Several consecutive flashes of lightening lit up the office when Jerry entered, and he could only stare open mouthed. The brothers filled the office behind him and together they all stared at the huge calico lying peacefully on Pete's cold lifeless chest.

"It's evil", Joe hissed.

"Shut up!" Jerry hissed quietly, he didn't want the animal getting spooked and running off again.

Karma watched Jerry move slowly across the space that separated them. Karma's purr filled the night, louder and louder until the brothers thought it would deafen them.

Jerry kept his eyes on the cat as he moved slowly forward. In the dark he couldn't see the heavy-duty electrical cord stretched across the wet floor in front of him. Only when his foot caught in it did Jerry realize his error. The cat had out foxed him, out foxed them all. He almost laughed at the absurdity of it all. Six grown men bested by a little pussycat. Jerry knew as soon as the sparks began shooting out of the wall fixture that the electricity hadn't gone out at all.

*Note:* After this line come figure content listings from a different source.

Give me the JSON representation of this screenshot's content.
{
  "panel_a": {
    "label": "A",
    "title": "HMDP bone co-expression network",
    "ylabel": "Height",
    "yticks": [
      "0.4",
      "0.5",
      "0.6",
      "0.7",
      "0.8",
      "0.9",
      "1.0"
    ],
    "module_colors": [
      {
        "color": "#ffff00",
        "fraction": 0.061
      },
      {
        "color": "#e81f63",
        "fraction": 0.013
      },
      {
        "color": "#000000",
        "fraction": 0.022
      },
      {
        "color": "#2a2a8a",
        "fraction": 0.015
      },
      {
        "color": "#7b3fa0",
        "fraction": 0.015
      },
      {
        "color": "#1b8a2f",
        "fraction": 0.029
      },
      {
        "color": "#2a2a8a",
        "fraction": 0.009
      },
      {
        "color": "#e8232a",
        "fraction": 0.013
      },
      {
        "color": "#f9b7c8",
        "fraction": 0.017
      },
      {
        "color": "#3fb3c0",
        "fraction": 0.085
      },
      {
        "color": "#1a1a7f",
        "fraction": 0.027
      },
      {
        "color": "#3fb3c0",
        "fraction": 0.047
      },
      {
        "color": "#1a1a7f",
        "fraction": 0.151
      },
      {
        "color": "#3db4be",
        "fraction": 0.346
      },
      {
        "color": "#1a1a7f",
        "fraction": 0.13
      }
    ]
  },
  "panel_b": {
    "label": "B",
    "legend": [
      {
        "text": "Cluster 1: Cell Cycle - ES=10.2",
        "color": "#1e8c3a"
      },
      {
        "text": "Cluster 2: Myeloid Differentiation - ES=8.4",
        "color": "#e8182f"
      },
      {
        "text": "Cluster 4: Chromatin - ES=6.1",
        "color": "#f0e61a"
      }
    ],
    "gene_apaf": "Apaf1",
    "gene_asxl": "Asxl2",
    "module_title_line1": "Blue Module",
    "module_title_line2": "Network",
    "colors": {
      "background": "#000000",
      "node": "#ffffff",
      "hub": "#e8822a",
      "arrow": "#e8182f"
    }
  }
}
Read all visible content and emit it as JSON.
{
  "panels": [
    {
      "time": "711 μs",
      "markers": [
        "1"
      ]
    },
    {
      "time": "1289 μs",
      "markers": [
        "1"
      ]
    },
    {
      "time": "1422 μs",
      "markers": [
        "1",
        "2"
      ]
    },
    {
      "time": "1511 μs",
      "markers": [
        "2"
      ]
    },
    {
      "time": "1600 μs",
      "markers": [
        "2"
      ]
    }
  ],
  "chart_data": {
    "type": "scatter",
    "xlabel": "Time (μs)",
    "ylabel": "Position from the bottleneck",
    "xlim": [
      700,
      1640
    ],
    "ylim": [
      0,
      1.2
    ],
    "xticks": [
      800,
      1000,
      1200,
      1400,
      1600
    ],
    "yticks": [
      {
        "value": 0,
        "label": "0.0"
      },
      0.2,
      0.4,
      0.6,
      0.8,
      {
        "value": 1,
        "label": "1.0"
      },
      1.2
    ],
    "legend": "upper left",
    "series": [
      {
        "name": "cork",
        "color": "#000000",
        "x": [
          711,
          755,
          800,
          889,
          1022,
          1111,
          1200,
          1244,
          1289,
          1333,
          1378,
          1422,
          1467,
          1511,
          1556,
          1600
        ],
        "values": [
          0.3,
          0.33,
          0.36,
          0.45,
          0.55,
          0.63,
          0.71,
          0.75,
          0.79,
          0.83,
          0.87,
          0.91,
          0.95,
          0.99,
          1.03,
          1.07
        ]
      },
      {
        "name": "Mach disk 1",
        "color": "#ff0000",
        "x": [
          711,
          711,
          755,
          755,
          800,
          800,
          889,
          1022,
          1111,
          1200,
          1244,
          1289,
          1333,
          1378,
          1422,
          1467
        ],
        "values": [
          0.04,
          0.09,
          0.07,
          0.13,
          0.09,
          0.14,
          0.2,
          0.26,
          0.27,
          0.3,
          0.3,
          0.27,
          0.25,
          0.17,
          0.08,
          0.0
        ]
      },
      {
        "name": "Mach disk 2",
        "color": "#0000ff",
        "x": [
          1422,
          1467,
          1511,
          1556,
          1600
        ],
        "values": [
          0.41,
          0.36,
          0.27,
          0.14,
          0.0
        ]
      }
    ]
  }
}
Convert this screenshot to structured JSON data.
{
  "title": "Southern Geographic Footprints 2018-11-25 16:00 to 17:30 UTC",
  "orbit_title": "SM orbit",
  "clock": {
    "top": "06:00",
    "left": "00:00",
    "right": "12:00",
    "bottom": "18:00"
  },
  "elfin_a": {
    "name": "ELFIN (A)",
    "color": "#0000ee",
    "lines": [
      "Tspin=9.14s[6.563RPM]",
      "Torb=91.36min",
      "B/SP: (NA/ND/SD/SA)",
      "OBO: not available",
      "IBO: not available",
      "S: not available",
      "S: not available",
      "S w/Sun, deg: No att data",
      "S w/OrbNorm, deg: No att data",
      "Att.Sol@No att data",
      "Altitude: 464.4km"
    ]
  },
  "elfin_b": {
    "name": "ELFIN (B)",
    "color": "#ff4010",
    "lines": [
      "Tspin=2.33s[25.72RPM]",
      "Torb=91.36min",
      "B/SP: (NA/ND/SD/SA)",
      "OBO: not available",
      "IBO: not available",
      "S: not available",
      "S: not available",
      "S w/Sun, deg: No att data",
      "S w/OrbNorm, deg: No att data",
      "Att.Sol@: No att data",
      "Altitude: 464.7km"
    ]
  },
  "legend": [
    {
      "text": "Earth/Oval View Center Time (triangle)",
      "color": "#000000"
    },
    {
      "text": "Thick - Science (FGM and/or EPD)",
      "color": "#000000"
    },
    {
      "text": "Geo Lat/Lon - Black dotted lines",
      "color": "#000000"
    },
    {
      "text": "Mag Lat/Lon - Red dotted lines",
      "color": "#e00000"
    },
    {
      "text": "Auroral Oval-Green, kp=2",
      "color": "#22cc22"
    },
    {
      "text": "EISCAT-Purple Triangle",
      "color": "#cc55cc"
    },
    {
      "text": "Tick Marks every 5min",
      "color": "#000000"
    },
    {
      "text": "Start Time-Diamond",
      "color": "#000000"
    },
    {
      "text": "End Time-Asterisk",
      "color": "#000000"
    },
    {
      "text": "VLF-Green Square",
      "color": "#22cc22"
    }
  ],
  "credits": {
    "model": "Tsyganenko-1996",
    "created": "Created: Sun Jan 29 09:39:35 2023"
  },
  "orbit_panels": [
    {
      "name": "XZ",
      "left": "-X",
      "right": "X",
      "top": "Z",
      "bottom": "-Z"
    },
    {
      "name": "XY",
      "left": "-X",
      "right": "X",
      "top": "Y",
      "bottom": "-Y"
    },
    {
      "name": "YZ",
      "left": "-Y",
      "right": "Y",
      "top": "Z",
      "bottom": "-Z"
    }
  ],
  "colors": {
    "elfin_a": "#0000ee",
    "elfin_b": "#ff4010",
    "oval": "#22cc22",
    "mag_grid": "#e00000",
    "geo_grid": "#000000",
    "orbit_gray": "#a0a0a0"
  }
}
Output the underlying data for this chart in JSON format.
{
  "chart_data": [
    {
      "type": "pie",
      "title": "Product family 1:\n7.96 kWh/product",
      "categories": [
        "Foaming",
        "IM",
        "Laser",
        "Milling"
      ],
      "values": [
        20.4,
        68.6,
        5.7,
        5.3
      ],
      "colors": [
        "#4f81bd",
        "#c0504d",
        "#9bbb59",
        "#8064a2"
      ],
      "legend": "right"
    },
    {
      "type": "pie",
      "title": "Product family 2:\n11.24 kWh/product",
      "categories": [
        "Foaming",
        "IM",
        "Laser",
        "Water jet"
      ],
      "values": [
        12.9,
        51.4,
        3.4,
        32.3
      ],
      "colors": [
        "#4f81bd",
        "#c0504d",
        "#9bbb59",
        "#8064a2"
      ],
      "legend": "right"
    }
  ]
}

In the glow of the flames Jerry saw the nozzle from one of the gas pumps gushing gasoline through the busted plate glass window. They stood all in a row like little tin soldiers while flames leaped and danced around them. A few feet away through the window they knew they'd never have time to reach, the Thomson brothers watched the huge calico cat flipped his tail and run across the street to the closed store where a pale face seemed to watch from within



When Chief Walters arrived at the Thomson house the next day he found Mrs. Thomson lying quietly in bed surrounded by some twenty odd cats. She smiled when she explained to him how her cats were the only creatures on earth that really needed her. Her stepsons? They only tolerated her 'cause their daddy left the house and station to her. "He knew them boys were bad, but they were his blood so he let them stay. They never cared about me like my cats do, especially this one", she smiled, stroking the huge calico's back. "He's new here, but already he's my favorite."

Walters started to say something but changed his mind when Karma looked up at him, and instead said, "That's a mighty fine animal, Mrs. Thomson, you take real good came of him and I'm sure he'll take care of you too."